Copyright issues that have been much publicised of late are mainly concerned with the user who posts content directly to YouTube. If the user does not have permission to post the content, such as a movie or tv show, then they are guilty of copyright infringement. Of course if the content is self created, such as a video tutorial, then permission is self-given by default. Ultimately, you do not need to worry about copyright infringement when using video content posted by someone else on YouTube, on your website.
How do I embed a YouTube video on my site?
It couldn’t be easier! Once you’ve found a video that you’d like to embed on your site, just click the ‘share’ button under the video then click the ‘embed’ button. Once you’ve tweaked a few of the customization options, all you need to do is copy the <iframe></iframe> code and paste it on the page you want.
Does it benefit whoever posted the video if I use it?
Quite simply, yes it does. I have heard some really strange claims from people who have been reluctant to let others use their YouTube videos (even though they have no real say about this) such as ‘they are trying to market using our footprint’ or ‘they are just using our video to improve their google-ranking’. Theses claims are extremely misguided and shows a real lack of knowledge when it comes to search engines, SEO and marketing. The truth is that using someone else’s YouTube content on your site is likely to benefit whoever posted the content more than it would benefit you. That is why, when possible, it is even more beneficial to post your own unique content through a YouTube channel and embed that on your site.
The main benefit to the owner of the video is the added SEO benefit they receive from having a link to their video on another site. The more backlinks a site, or YouTube video has, the better it will rank in search engines.

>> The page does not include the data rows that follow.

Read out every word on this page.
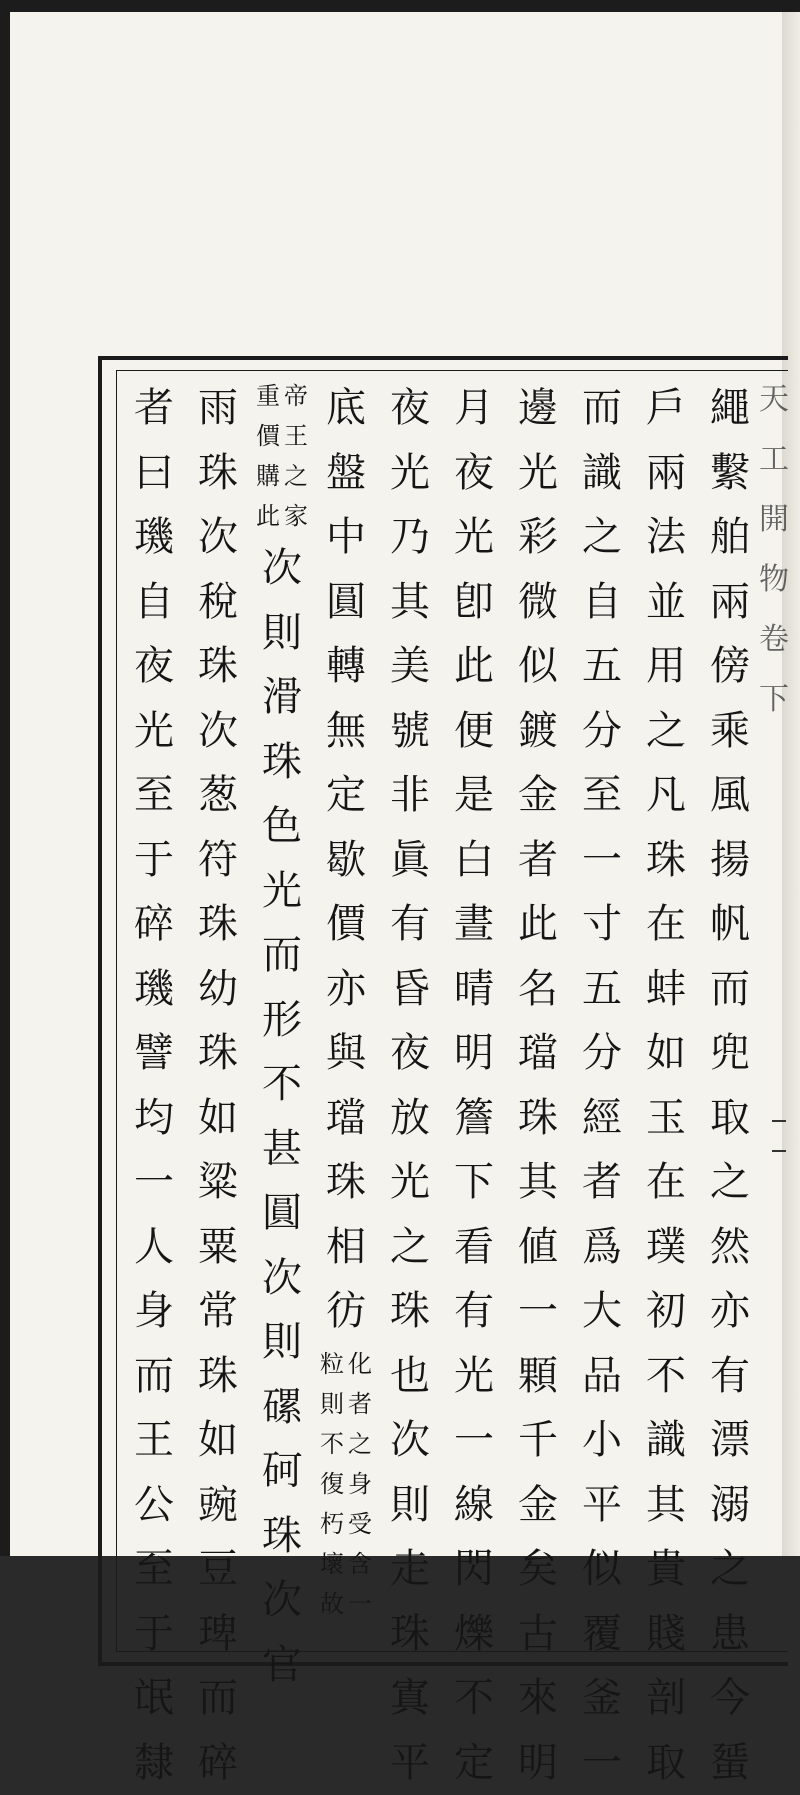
天
工
開
物
卷
下
繩
繫
舶
兩
傍
乘
風
揚
帆
而
兜
取
之
然
亦
有
漂
溺
之
患
今
蜑
戶
兩
法
並
用
之
凡
珠
在
蚌
如
玉
在
璞
初
不
識
其
貴
賤
剖
取
而
識
之
自
五
分
至
一
寸
五
分
經
者
爲
大
品
小
平
似
覆
釜
一
邊
光
彩
微
似
鍍
金
者
此
名
璫
珠
其
値
一
顆
千
金
矣
古
來
明
月
夜
光
卽
此
便
是
白
晝
晴
明
簷
下
看
有
光
一
線
閃
爍
不
定
夜
光
乃
其
美
號
非
眞
有
昏
夜
放
光
之
珠
也
次
則
走
珠
寘
平
底
盤
中
圓
轉
無
定
歇
價
亦
與
璫
珠
相
彷
化
者
之
身
受
含
一
粒
則
不
復
朽
壞
故
帝
王
之
家
重
價
購
此
次
則
滑
珠
色
光
而
形
不
甚
圓
次
則
磥
砢
珠
次
官
雨
珠
次
稅
珠
次
葱
符
珠
幼
珠
如
粱
粟
常
珠
如
豌
豆
琕
而
碎
者
曰
璣
自
夜
光
至
于
碎
璣
譬
均
一
人
身
而
王
公
至
于
氓
隸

Another benefit is the increased traffic and popularity the video will generate from being embedded on another site. When you embed a YouTube video on your site, the video has a link within it to the source of the video, the owner’s YouTube channel, which could have various other links to the owner’s business site. Therefore as a result the owner of the video could see increased traffic to their business site. As a reference, a YouTube video I embedded on a client’s site linked to a YouTube channel where the average number of views for their videos was around the 800 mark. The video I embedded had over 200,000 views.
Can the owner of the YouTube video ask me to remove it from my site or demand a reference link?
Definitely not! Once the video content has been posted on YouTube, all rights to the use of the video no longer belong to the owner. Furthermore, the video can be modified subject to YouTube’s terms. In other words, if you want the video to start and end at a certain point or you don’t want to show ads, then you are entitled to do so. If the owner asks you to include a reference link, you are not obliged to do so. The only way the owner of the video can stop you from displaying it on your site, is to remove it from YouTube. Now, this would be quite drastic and only really damages the owner of the content, not the person using the video on their site. However, you may want to include a reference as a goodwill gesture, if the content belongs to a complementary business. I would advise in that situation to make it clear you are performing a goodwill gesture otherwise they may continue to be misinformed about their copyrights on YouTube.